L’éditeur
Qui écrit ces lettres
Qui je suis, ce que je m’impose, et ce que je ne prétends pas.
Je l’ai d’abord fait pour moi
Je cherche depuis longtemps à lire la Bible, et je n’y arrivais pas. Je n’avançais pas, et surtout je ne comprenais pas ce que les versets voulaient dire. Ce site est l’exercice que je me suis donné pour y arriver.
Mon métier est à l’opposé de tout cela : je suis expert judiciaire en bâtiment. Autant le dire tout de suite — je ne suis pas une référence spirituelle. Ni prêtre, ni théologien, ni spécialiste de la Bible.
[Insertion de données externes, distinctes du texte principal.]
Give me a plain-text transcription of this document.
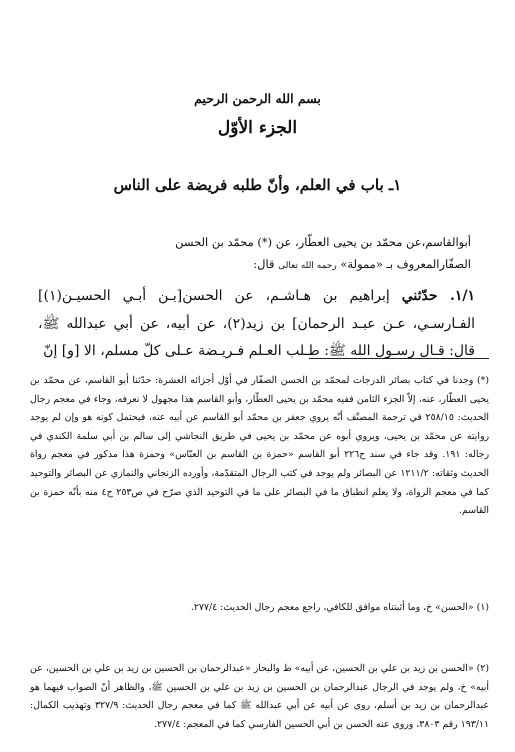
بسم الله الرحمن الرحيم
الجزء الأوّل
١ـ باب في العلم، وأنّ طلبه فريضة على الناس
أبوالقاسم،عن محمّد بن يحيى العطّار، عن (*) محمّد بن الحسن
الصفّارالمعروف بـ «ممولة» رحمه الله تعالى قال:
١/١. حدّثني إبراهيم بن هـاشـم، عن الحسن[بـن أبـي الحسيـن(١)] الفـارسـي، عـن عبـد الرحمان] بن زيد(٢)، عن أبيه، عن أبي عبدالله ﷺ، قال: قـال رسـول الله ﷺ: طـلب العـلم فـريـضة عـلى كلّ مسلم، الا [و] إنّ
(*) وجدنا في كتاب بصائر الدرجات لمحمّد بن الحسن الصفّار في أوّل أجزائه العشرة: حدّثنا أبو القاسم، عن محمّد بن يحيى العطّار، عنه، إلاّ الجزء الثامن ففيه محمّد بن يحيى العطّار، وأبو القاسم هذا مجهول لا نعرفه، وجاء في معجم رجال الحديث: ٢٥٨/١٥ في ترجمة المصنّف أنّه يروي جعفر بن محمّد أبو القاسم عن أبيه عنه، فيحتمل كونه هو وإن لم يوجد روايته عن محمّد بن يحيى، ويروي أبوه عن محمّد بن يحيى في طريق النجاشي إلى سالم بن أبي سلمة الكندي في رجاله: ١٩١. وقد جاء في سند ح٢٢٦ أبو القاسم «حمزة بن القاسم بن العبّاس» وحمزة هذا مذكور في معجم رواة الحديث وثقاته: ١٢١١/٢ عن البصائر ولم يوجد في كتب الرجال المتقدّمة، وأورده الزنجاني والنمازي عن البصائر والتوحيد كما في معجم الرواة، ولا يعلم انطباق ما في البصائر على ما في التوحيد الذي صرّح في ص٢٥٣ ح٤ منه بأنّه حمزة بن القاسم.
(١) «الحسن» خ، وما أثبتناه موافق للكافي، راجع معجم رجال الحديث: ٢٧٧/٤.
(٢) «الحسن بن زيد بن علي بن الحسين، عن أبيه» ط والبحار «عبدالرحمان بن الحسين بن زيد بن علي بن الحسين، عن أبيه» خ، ولم يوجد في الرجال عبدالرحمان بن الحسين بن زيد بن علي بن الحسين ﷺ، والظاهر أنّ الصواب فيهما هو عبدالرحمان بن زيد بن أسلم، روى عن أبيه عن أبي عبدالله ﷺ كما في معجم رجال الحديث: ٣٢٧/٩ وتهذيب الكمال: ١٩٣/١١ رقم ٣٨٠٣، وروى عنه الحسن بن أبي الحسين الفارسي كما في المعجم: ٢٧٧/٤.
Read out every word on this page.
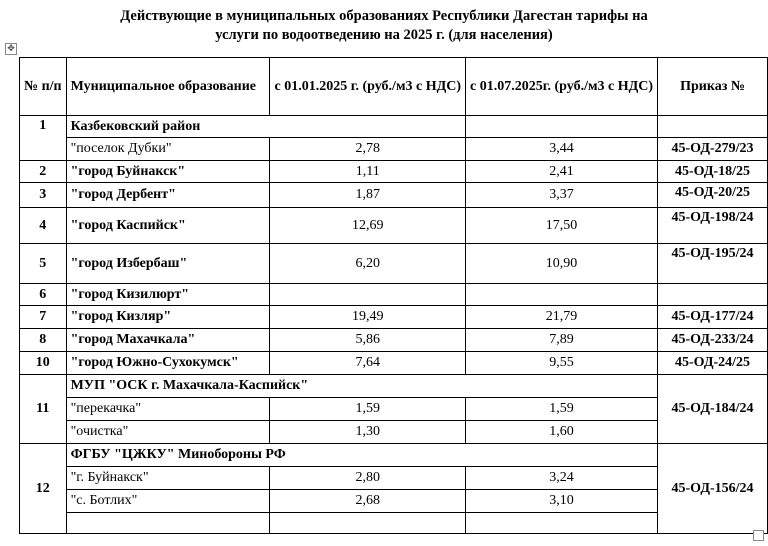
Действующие в муниципальных образованиях Республики Дагестан тарифы на
услуги по водоотведению на 2025 г. (для населения)
✥
№ п/п	Муниципальное образование	с 01.01.2025 г. (руб./м3 с НДС)	с 01.07.2025г. (руб./м3 с НДС)	Приказ №
1	Казбековский район			
	"поселок Дубки"	2,78	3,44	45-ОД-279/23
2	"город Буйнакск"	1,11	2,41	45-ОД-18/25
3	"город Дербент"	1,87	3,37	45-ОД-20/25
4	"город Каспийск"	12,69	17,50	45-ОД-198/24
5	"город Избербаш"	6,20	10,90	45-ОД-195/24
6	"город Кизилюрт"			
7	"город Кизляр"	19,49	21,79	45-ОД-177/24
8	"город Махачкала"	5,86	7,89	45-ОД-233/24
10	"город Южно-Сухокумск"	7,64	9,55	45-ОД-24/25
11	МУП "ОСК г. Махачкала-Каспийск"			45-ОД-184/24
	"перекачка"	1,59	1,59	
	"очистка"	1,30	1,60	
12	ФГБУ "ЦЖКУ" Минобороны РФ			45-ОД-156/24
	"г. Буйнакск"	2,80	3,24	
	"с. Ботлих"	2,68	3,10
Quelqu’un qui a ouvert le Livre et qui a eu besoin d’aide pour le lire.
Ce que je me suis imposé
Je n’ai pas voulu seulement que ce site m’aide à lire. J’ai voulu que toutes les décisions de conception qui touchaient à la Bible soient prises par la Bible.
Ce n’est pas une figure de style. Le fichier qui porte les prix s’ouvre sur « Rendez donc à César ce qui est à César » (Matthieu 22, 21). Celui qui décide quand le compagnon parle et quand il se tait, sur « un temps pour se taire, et un temps pour parler » (Ecclésiaste 3, 7). Celui de la porte d’entrée, sur « Voici que je me tiens à la porte et je frappe » (Apocalypse 3, 20).
Et l’un d’eux refuse l’exercice, exprès : celui qui efface un compte. Les versets qui viennent à l’esprit pour un effacement parlent d’un oubli des fautes. Les employer là ferait de la suppression d’un compte une absolution — ce que ce service s’interdit formellement. La règle valait aussi de se taire.
La Bible que je lis
La traduction est celle d’Augustin Crampon, 1923 : les 73 livres, le canon catholique entier, dans le domaine public.
C’est cette dernière raison qui l’a choisie. Le texte proclamé à la messe est celui de l’AELF, et il est protégé : je n’ai pas le droit de l’employer, et je ne le prétends pas. Le Crampon, lui, est libre — c’est pour cela que ce site l’emploie, et vous pouvez aller le lire ailleurs qu’ici, en entier.
Une adaptation, et je la dis : là où Crampon écrit « Yahweh », ce site affiche « le Seigneur ».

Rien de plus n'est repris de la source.